While were talking, a man joined the line behind me. He looked a little more street-worn than our new friend. He had been listening in on our conversation, and he asked me, “Did that guy say he just got out of prison?” “Yes,” I said. “What did he do? I’ve spent a lot of time in prison. He doesn’t look like someone whose been there.” I said that I hadn’t asked him and that maybe you couldn’t always tell if someone had been in jail. He then began to complain about his shoulder. He showed me a lump on his collarbone. It looked broken, and I told him he should consider going to an emergency room, he said that he owed hospitals too much money already. “At least, put your arm in a sling,” I said. He wrapped a shirt around his neck and arm and said, “Yeah, that helps.” He began to fumble with the items he was buying , mostly clothes. Then he got out his $30 voucher. I offered him some money, but he said he didn’t need any. I stuffed some bills in his gym bag and said, “Take this anyway.”

7.3 million adults in the United States are incarcerated, on parole, or on probation. A 2009 Pew Charitable trusts report fleshes out the details of this horrifying number tells us that:

–One in 31 adults in America is in prison or jail, or on probation or parole. Twenty-five years ago, the rate was 1 in 77.

–Overall, two-thirds of offenders are in the community, not behind bars. 1 in 45 adults is on probation or parole and 1 in 100 is in prison or jail. The proportion of offenders behind bars versus in the community has changed very little over the past 25 years, despite the addition of 1.1 million prison beds.

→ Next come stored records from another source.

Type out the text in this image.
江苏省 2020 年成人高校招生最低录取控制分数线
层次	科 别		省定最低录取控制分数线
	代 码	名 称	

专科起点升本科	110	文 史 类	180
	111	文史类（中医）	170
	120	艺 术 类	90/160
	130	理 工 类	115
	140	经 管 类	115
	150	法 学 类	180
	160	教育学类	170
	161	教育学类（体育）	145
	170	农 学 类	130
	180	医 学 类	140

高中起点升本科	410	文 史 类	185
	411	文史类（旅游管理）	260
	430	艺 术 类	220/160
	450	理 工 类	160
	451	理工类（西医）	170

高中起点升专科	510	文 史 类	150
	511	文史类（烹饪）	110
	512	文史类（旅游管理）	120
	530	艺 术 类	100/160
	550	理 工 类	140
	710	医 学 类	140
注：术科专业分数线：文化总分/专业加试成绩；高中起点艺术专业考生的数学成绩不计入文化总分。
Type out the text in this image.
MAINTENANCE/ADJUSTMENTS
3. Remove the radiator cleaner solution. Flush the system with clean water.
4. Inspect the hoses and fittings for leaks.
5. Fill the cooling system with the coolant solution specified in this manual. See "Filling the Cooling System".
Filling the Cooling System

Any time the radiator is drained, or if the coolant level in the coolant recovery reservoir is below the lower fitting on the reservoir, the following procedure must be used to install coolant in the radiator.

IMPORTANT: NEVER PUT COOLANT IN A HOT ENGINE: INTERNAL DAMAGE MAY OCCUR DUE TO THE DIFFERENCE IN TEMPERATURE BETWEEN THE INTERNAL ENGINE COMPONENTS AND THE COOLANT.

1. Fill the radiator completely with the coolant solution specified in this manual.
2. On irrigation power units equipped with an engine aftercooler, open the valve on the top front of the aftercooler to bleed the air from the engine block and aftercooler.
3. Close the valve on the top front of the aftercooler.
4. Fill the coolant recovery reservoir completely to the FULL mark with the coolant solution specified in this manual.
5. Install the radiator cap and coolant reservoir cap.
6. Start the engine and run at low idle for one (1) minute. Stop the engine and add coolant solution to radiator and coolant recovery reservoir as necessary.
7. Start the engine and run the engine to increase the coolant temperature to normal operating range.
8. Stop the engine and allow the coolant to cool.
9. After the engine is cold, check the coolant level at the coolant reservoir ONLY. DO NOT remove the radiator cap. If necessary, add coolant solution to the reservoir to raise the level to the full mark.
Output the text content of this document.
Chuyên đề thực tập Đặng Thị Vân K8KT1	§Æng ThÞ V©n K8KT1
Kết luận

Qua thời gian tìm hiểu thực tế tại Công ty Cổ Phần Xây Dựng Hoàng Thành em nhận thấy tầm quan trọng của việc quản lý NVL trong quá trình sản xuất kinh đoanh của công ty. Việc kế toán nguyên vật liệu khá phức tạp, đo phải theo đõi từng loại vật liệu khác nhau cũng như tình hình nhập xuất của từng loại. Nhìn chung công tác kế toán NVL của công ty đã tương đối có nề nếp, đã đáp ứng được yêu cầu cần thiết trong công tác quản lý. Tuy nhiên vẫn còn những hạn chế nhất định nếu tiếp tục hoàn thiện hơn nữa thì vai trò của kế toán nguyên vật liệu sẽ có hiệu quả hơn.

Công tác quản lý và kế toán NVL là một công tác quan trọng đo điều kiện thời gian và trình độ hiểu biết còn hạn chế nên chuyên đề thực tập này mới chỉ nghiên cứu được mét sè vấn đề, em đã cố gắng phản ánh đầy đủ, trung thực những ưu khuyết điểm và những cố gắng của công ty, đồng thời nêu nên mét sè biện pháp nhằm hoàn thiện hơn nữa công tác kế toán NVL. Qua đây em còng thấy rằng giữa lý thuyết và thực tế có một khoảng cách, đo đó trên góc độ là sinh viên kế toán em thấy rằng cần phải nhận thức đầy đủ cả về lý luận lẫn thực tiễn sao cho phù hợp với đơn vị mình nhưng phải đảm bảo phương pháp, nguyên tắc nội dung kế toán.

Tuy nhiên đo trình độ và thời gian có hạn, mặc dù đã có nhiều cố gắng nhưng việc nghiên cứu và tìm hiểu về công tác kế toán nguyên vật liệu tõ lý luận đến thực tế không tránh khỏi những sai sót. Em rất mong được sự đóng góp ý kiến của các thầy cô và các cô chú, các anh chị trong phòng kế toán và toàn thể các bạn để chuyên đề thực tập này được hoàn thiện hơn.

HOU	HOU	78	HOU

–Correctional control rates are highly concentrated by race and geography: 1 in 11 black adults (9.2 percent) versus 1 in 27 Hispanic adults (3.7 percent) and 1 in 45 white adults (2.2 percent); 1 in 18 men (5.5 percent) versus 1 in 89 women (1.1 percent). The rates can be extremely high in certain neighborhoods. In one block-group of Detroit’s East Side, for example, 1 in 7 adult men (14.3 percent) is under correctional control.

–Georgia, where 1 in 13 adults is behind bars or under community supervision, leads the top five states that also include Idaho, Texas, Massachusetts, Ohio and the District of Columbia.

Without a doubt, most of those enmeshed in the (in)justice system are not dangers to society and would not have been in it at all in a society that wasn’t so racist and so shot through with every kind of social and economic inequality. Unfortunately, whatever the reasons why so many men and women have been denied their freedom, once the numbers began to rise dramatically, constituencies came into being—lawyers, police, probation officers, prison guards and staff, drug and alcohol rehabilitation counselors, sex offender counselors, vendors of all sorts, clerks and other clerical support staff, court officers, judges, community service employers—that have a strong stake in milking the new cash cow. Given that inequality will continue to increase, that good jobs will be ever harder to find, that towns and cities will be strapped for funds into the indefinite future, that social unrest is likely to rise, that racism is not abating, don’t look for the criminal (in)justice system to shrink anytime soon.